街には幸せそうなカップルが溢れているのが辛くて、自分も幸せになりたくて、とうとう、雑誌で見かけた電話占いにかけてしまった。
料金は、1分150円。10分で1500円、1時間話したら9000円もかかる。そのうちどのくらいが占い師の手取りなのかはわからないけれど、あまりに高すぎる。以前見た時は、そう思っていた。
なのに、クリスマスの夜の私は、せっぱつまってダイヤルしてしまっていた。
もうこのまま一生恋人ができないのかもしれないという未来へのおそろしい予感につぶれてしまいそうだった。
未来の自分の姿を、誰かに教えてもらいたかったから。
あの時、電話がつながったリリサラという占い師は、私にこう言った。
「だいじょうぶ。次の誕生日までには、恋人ができていますよ」
穏やかな優しい彼女の声に、安心させられた。
そう。私は誰かに大丈夫と言ってもらいたかったのだ。
恋人ができると言われたその晩、私は1万円近い鑑定料をクレジット払いした。気づいたら1時間を過ぎていたけれど、気持ちが楽になったから、惜しいとは思わなかった。

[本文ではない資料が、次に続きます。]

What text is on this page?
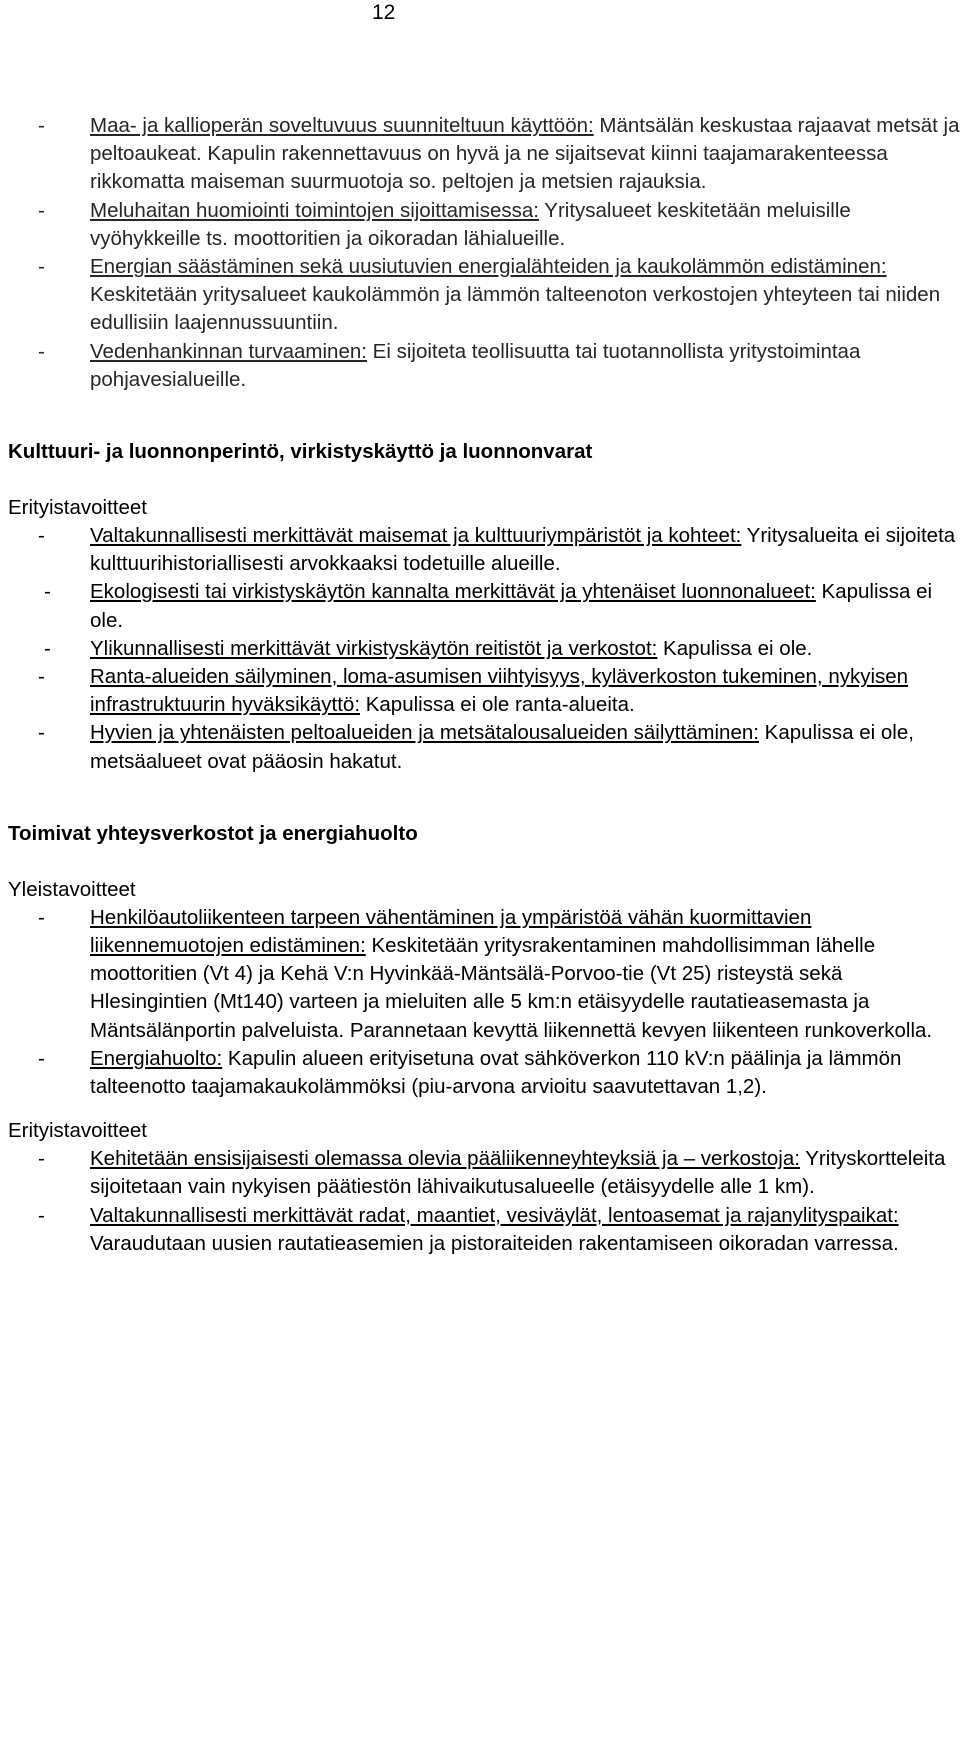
12
- Maa- ja kallioperän soveltuvuus suunniteltuun käyttöön: Mäntsälän keskustaa rajaavat metsät ja peltoaukeat. Kapulin rakennettavuus on hyvä ja ne sijaitsevat kiinni taajamarakenteessa rikkomatta maiseman suurmuotoja so. peltojen ja metsien rajauksia.
- Meluhaitan huomiointi toimintojen sijoittamisessa: Yritysalueet keskitetään meluisille vyöhykkeille ts. moottoritien ja oikoradan lähialueille.
- Energian säästäminen sekä uusiutuvien energialähteiden ja kaukolämmön edistäminen: Keskitetään yritysalueet kaukolämmön ja lämmön talteenoton verkostojen yhteyteen tai niiden edullisiin laajennussuuntiin.
- Vedenhankinnan turvaaminen: Ei sijoiteta teollisuutta tai tuotannollista yritystoimintaa pohjavesialueille.
Kulttuuri- ja luonnonperintö, virkistyskäyttö ja luonnonvarat
Erityistavoitteet
- Valtakunnallisesti merkittävät maisemat ja kulttuuriympäristöt ja kohteet: Yritysalueita ei sijoiteta kulttuurihistoriallisesti arvokkaaksi todetuille alueille.
- Ekologisesti tai virkistyskäytön kannalta merkittävät ja yhtenäiset luonnonalueet: Kapulissa ei ole.
- Ylikunnallisesti merkittävät virkistyskäytön reitistöt ja verkostot: Kapulissa ei ole.
- Ranta-alueiden säilyminen, loma-asumisen viihtyisyys, kyläverkoston tukeminen, nykyisen infrastruktuurin hyväksikäyttö: Kapulissa ei ole ranta-alueita.
- Hyvien ja yhtenäisten peltoalueiden ja metsätalousalueiden säilyttäminen: Kapulissa ei ole, metsäalueet ovat pääosin hakatut.
Toimivat yhteysverkostot ja energiahuolto
Yleistavoitteet
- Henkilöautoliikenteen tarpeen vähentäminen ja ympäristöä vähän kuormittavien liikennemuotojen edistäminen: Keskitetään yritysrakentaminen mahdollisimman lähelle moottoritien (Vt 4) ja Kehä V:n Hyvinkää-Mäntsälä-Porvoo-tie (Vt 25) risteystä sekä Hlesingintien (Mt140) varteen ja mieluiten alle 5 km:n etäisyydelle rautatieasemasta ja Mäntsälänportin palveluista. Parannetaan kevyttä liikennettä kevyen liikenteen runkoverkolla.
- Energiahuolto: Kapulin alueen erityisetuna ovat sähköverkon 110 kV:n päälinja ja lämmön talteenotto taajamakaukolämmöksi (piu-arvona arvioitu saavutettavan 1,2).
Erityistavoitteet
- Kehitetään ensisijaisesti olemassa olevia pääliikenneyhteyksiä ja – verkostoja: Yrityskortteleita sijoitetaan vain nykyisen päätiestön lähivaikutusalueelle (etäisyydelle alle 1 km).
- Valtakunnallisesti merkittävät radat, maantiet, vesiväylät, lentoasemat ja rajanylityspaikat: Varaudutaan uusien rautatieasemien ja pistoraiteiden rakentamiseen oikoradan varressa.
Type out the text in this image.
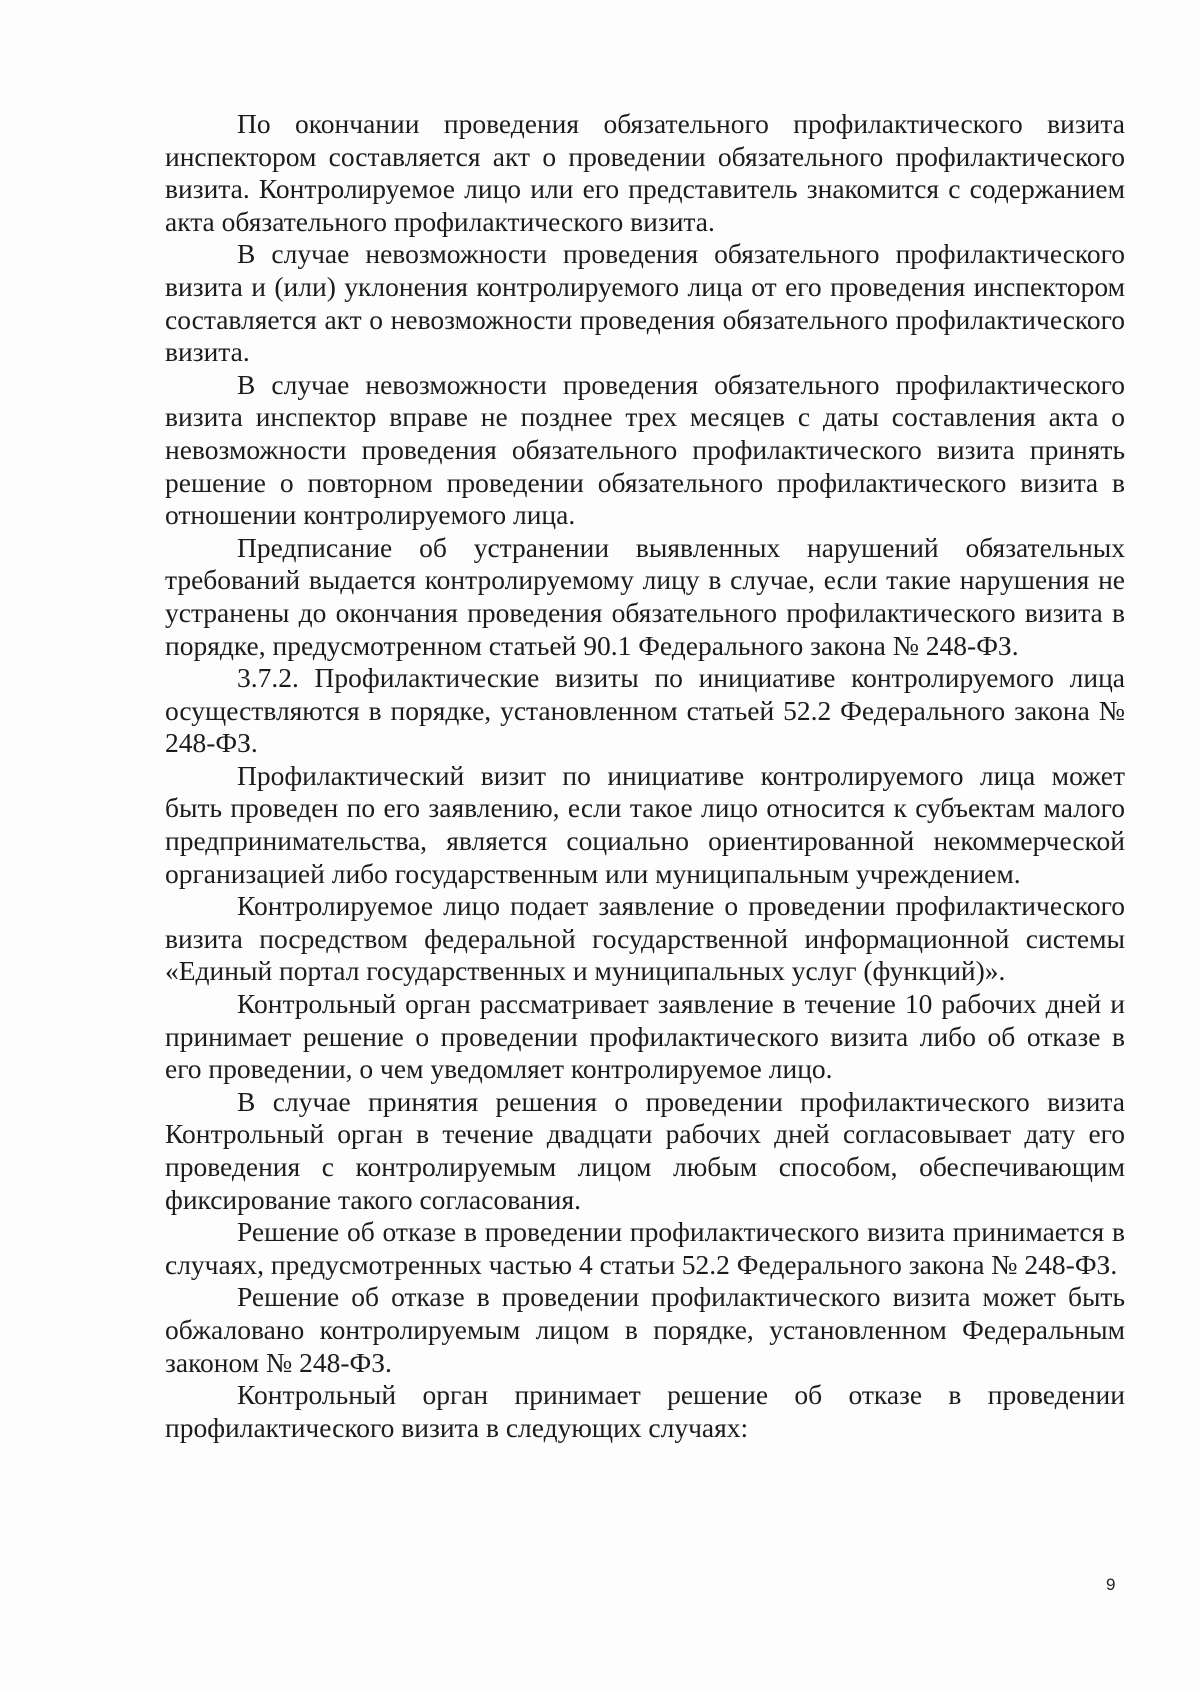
По окончании проведения обязательного профилактического визита инспектором составляется акт о проведении обязательного профилактического визита. Контролируемое лицо или его представитель знакомится с содержанием акта обязательного профилактического визита.

В случае невозможности проведения обязательного профилактического визита и (или) уклонения контролируемого лица от его проведения инспектором составляется акт о невозможности проведения обязательного профилактического визита.

В случае невозможности проведения обязательного профилактического визита инспектор вправе не позднее трех месяцев с даты составления акта о невозможности проведения обязательного профилактического визита принять решение о повторном проведении обязательного профилактического визита в отношении контролируемого лица.

Предписание об устранении выявленных нарушений обязательных требований выдается контролируемому лицу в случае, если такие нарушения не устранены до окончания проведения обязательного профилактического визита в порядке, предусмотренном статьей 90.1 Федерального закона № 248-ФЗ.

3.7.2. Профилактические визиты по инициативе контролируемого лица осуществляются в порядке, установленном статьей 52.2 Федерального закона № 248-ФЗ.

Профилактический визит по инициативе контролируемого лица может быть проведен по его заявлению, если такое лицо относится к субъектам малого предпринимательства, является социально ориентированной некоммерческой организацией либо государственным или муниципальным учреждением.

Контролируемое лицо подает заявление о проведении профилактического визита посредством федеральной государственной информационной системы «Единый портал государственных и муниципальных услуг (функций)».

Контрольный орган рассматривает заявление в течение 10 рабочих дней и принимает решение о проведении профилактического визита либо об отказе в его проведении, о чем уведомляет контролируемое лицо.

В случае принятия решения о проведении профилактического визита Контрольный орган в течение двадцати рабочих дней согласовывает дату его проведения с контролируемым лицом любым способом, обеспечивающим фиксирование такого согласования.

Решение об отказе в проведении профилактического визита принимается в случаях, предусмотренных частью 4 статьи 52.2 Федерального закона № 248-ФЗ.

Решение об отказе в проведении профилактического визита может быть обжаловано контролируемым лицом в порядке, установленном Федеральным законом № 248-ФЗ.

Контрольный орган принимает решение об отказе в проведении профилактического визита в следующих случаях:

9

私の誕生日は7月で、クリスマスからは半年以上先だった。
あと半年もすれば、きっと恋人ができる。
だって私は仕事も、一人暮らしでの料理も、こんなに頑張ってるんだから。
きっと運命だって、お誕生日プレゼントに恋人を授けてくれるはず。
そう、きっと……。
そう信じてきたのに。
恋人ができる気配すらないまま、私は誕生日を迎えようとしている。
どうしようもない怒りがこみ上げてくる。
私は嘘をつかれた。
あの占い師は、その場だけ耳当たりのいいことを言って私を安心させただけ。
未来なんてわかるわけもないのに、適当なことを言ってたに違いない。
ひとこと言ってやりたくて、もう一度、電話占いにかける。
リリサラという占い師はまだ在籍していて、ちょうど手が空いているという。つなげてくださいと言った後で、また悔しくなった。私は彼女に文句を言うためにも、1分150円も払わなくてはならないのだから。